Rotational Coherent Anti-Stokes Raman Spectroscopy - Development and Applications

Sammanfattning: During the last decades, coherent anti-Stokes Raman spectroscopy (CARS) has been an important tool in combustion research. The focus of this thesis is the improvement of the capability of the pure rotational CARS (RCARS) technique for this type of applications. The technique is used to measure temperatures and relative species concentrations in the gas phase and thermometry is performed by fitting theoretically modelled spectra to measured ones. In a first approximation, the thermometric information in the RCARS signal lies in the relative RCARS peaks intensities, reflecting the relative populations of the rotational states of the probed molecules.

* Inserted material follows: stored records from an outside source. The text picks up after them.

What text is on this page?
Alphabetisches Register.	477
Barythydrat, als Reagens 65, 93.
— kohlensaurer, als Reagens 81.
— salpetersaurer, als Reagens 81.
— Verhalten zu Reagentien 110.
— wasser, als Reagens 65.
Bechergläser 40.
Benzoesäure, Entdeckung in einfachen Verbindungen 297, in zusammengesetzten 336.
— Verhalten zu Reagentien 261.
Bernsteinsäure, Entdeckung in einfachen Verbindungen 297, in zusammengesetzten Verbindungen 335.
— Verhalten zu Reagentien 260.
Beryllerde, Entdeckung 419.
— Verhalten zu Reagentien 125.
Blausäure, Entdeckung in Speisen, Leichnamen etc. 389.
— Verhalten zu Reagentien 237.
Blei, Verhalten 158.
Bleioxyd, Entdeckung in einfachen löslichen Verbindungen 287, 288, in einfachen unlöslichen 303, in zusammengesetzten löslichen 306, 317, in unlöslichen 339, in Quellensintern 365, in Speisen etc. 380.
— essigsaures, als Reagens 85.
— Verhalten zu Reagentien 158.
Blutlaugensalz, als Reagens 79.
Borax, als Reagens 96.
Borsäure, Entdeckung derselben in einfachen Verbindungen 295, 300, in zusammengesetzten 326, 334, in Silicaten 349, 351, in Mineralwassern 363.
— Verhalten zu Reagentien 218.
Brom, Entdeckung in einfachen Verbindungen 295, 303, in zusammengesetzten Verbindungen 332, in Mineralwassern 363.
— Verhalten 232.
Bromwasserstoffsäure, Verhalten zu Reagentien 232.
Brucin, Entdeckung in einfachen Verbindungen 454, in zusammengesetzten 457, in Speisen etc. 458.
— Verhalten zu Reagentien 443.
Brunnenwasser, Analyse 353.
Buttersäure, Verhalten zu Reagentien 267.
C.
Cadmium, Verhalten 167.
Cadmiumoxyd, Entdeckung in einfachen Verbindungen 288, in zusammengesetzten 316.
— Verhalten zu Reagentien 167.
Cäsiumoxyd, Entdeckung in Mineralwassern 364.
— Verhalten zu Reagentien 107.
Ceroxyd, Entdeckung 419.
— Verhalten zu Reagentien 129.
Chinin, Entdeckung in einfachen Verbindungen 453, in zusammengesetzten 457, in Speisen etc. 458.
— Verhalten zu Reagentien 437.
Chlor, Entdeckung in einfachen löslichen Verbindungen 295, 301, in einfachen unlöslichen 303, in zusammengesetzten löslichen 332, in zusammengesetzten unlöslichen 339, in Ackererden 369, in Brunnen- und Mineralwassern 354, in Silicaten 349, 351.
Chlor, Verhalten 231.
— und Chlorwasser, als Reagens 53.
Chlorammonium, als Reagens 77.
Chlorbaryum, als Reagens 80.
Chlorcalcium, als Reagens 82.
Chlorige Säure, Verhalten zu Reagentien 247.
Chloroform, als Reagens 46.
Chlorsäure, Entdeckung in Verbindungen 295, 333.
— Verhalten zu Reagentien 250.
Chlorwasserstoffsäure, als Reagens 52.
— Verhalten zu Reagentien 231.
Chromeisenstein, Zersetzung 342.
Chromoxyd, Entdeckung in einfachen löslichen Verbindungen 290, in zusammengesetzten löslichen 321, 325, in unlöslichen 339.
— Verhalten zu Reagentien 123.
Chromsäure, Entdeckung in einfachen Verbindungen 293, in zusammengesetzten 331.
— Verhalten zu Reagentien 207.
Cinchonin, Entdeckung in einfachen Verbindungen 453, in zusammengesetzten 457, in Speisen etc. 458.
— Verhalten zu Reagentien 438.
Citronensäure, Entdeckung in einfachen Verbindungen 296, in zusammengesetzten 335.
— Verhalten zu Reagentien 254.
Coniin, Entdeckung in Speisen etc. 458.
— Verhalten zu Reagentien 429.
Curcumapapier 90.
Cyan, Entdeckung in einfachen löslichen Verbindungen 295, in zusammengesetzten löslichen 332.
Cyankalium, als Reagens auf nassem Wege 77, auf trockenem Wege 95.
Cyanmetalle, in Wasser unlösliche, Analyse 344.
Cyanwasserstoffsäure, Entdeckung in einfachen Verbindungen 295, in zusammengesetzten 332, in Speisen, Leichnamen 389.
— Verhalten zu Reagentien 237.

However, for accurate RCARS thermometry, a number of additional factors must be taken into account. The most important of these is the Raman linewidths. This parameter, which is governed by collisional energy transfer between the probed molecules and the surrounding gas, can have large impact on evaluated temperature if it is not properly included in the RCARS modelling. Therefore, for many of the articles on which this thesis is based, much effort has been made to investigate the thermometric impact of the Raman linewidths. There are also a number of works based on reporting Raman linewidths and developing a new method of measuring them. The RCARS technique can also be sensitive to different kinds of spectral interference, either in the form of scattered light from the laser sources used to generate the RCARS signal, or from unwanted contributions to the coherent RCARS signal itself. For several of the included papers, the application of polarization techniques was used to reduce this type of interference. This enabled more accurate thermometry and in some cases detection of the resonant signal was entirely dependent on this technique. The application of the RCARS technique in the papers included in this thesis has mainly been flame measurements. Both laminar and turbulent flames have been studied in collaborations with other experimental research groups and theoretical modelling groups. Spatial temperature scans in two dimensions have been performed in turbulent flames and the RCARS evaluations have been used to improve large eddy simulations of turbulent flames. RCARS measurements have also been performed in a heavily sooting flame in order to characterize how the laser induced incandescence (LII) technique influences the flame during measurement.